この発表は,快・不快感情の推定を目標とした研究でした. 本研究室でも脳の血流変化を対象とした快不快感情の推定は行われています.しかし,この研究では脳活動電位に着目していました.実験では感情喚起画像の提示前に連想語の画像を提示していました.連想語の画像は提示される感情喚起画像の手掛かりとなる単語が記されています.この連想語を用いることでSPN・LPPが検出されやすくなるらしく,脳の血流変化にも影響が出るなら本研究室でも連想語を用いて実験するのも面白いと思いました.
 

発表タイトル       :感情推定と併用したリアルタイム手話通訳システムの開発
著者                  : 眞田慎
セッション名       :生体計測 -運動-
Abstruct            : 現在,日本における聴覚言語障碍者の数が約360,000人であることに対して,手話通訳士の数が3,405人と少ないことが指摘されている.これは,聴覚障害者と健聴者の円滑なコミュニケーションを妨げる要因の一つとなり,聴覚障碍者の積極的な社会参加を困難にしている.この問題を快けるする手段として,手話通訳士を介さない簡便なコミュニケーション手段の開発が求められている.以上のことから,本研究ではKinectを用いたリアルタイム手話通訳システムの開発を目的とする.本システムは,Kinectのカラーカメラと深度センサを用いることによって,手話動作を構成する動作者の腕の動きと手の形,表情を認識して手話を通訳する.なお,感情推定は同じ手話動作で異なる意味を持つ場合の判別に用いる.腕の動きはKinectを用いた手首の一変化から推定し,手の形はKinectの3パターンの手の形を判別可能なHandState機能と手の周辺の深度値変化を併用することで,8パターンの手の形の判別を行い,表情は顔の特徴部位の位置変化から感情を推定する.これらの腕の動きと手の形,表情の認識の方法の組み合わせで手話動作を認識する.さらに,あらかじめ簡単な手話単語役50語の動作分析をして作成したデータベースとKinectで認識した手話動作のデータを照合することで,実際に行っている動作者の手話動作を特定し,モニター上に訳をテキストで表示する.本実験において,腕の動きと手の形,表情を用いた手話単語の通訳に成功した.

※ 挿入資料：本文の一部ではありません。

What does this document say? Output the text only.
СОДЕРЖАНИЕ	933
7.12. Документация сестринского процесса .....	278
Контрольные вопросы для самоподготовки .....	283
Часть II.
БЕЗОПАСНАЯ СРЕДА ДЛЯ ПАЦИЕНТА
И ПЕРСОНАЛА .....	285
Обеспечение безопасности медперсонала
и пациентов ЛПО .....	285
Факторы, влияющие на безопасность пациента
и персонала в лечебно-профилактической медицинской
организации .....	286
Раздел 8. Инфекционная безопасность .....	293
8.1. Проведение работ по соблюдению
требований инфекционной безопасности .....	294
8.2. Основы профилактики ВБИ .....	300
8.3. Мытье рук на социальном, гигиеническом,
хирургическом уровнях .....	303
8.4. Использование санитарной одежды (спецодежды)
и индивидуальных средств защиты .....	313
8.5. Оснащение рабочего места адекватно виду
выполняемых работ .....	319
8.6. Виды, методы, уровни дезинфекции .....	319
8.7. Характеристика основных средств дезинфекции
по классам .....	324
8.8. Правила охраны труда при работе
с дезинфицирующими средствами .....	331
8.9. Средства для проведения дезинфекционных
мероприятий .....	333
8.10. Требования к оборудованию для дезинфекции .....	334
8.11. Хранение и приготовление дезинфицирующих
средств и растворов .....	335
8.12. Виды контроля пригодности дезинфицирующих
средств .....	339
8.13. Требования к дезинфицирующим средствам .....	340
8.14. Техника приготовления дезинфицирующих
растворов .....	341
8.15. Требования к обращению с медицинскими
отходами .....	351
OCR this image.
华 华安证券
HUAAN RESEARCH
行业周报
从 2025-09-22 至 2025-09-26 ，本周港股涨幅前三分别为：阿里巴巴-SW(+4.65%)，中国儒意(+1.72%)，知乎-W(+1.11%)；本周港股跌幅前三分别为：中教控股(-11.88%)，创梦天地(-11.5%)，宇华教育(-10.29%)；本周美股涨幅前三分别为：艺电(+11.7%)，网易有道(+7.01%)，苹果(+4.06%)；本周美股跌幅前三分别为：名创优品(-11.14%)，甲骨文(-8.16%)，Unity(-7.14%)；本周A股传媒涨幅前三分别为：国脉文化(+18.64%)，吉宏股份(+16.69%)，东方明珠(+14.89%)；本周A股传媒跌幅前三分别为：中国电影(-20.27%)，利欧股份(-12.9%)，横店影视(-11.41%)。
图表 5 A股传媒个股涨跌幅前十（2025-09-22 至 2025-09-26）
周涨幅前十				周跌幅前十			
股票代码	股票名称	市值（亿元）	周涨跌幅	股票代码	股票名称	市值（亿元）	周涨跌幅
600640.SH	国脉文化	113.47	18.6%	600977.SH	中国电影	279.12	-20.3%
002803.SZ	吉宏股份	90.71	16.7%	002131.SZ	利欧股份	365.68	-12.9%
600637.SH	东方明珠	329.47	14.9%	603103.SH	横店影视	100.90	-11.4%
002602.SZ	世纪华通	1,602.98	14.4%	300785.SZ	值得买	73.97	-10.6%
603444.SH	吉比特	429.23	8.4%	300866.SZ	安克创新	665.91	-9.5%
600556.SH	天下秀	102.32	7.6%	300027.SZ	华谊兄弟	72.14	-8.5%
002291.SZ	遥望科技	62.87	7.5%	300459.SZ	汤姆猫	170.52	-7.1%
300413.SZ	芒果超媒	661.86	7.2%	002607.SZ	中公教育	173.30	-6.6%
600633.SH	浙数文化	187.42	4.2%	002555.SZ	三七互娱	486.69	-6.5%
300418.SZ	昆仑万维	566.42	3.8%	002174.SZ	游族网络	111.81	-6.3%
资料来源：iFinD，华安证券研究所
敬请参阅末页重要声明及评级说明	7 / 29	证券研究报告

この発表は,リアルタイム手話通訳システムの開発を目的とした研究で,Kinectを用いて腕の動きと手の形,表情を認識して手話を通訳していました.また,手話は同じ手話動作でも異なる意味を持つ場合があるそうで,そのために表情を認識する必要があるとのことでした.実験結果では,腕の動きと手の形の認識の精度は高かったです.しかし,表情の認識の精度は低かったです.また,実験で使用した表情のパターンは喜怒哀楽を示したもので,実際に手話で用いられる表情ではないことが課題だと思われます. 本学会では,Kinectを用いた研究が多く,期待されているデバイスの一つであることを実感しました.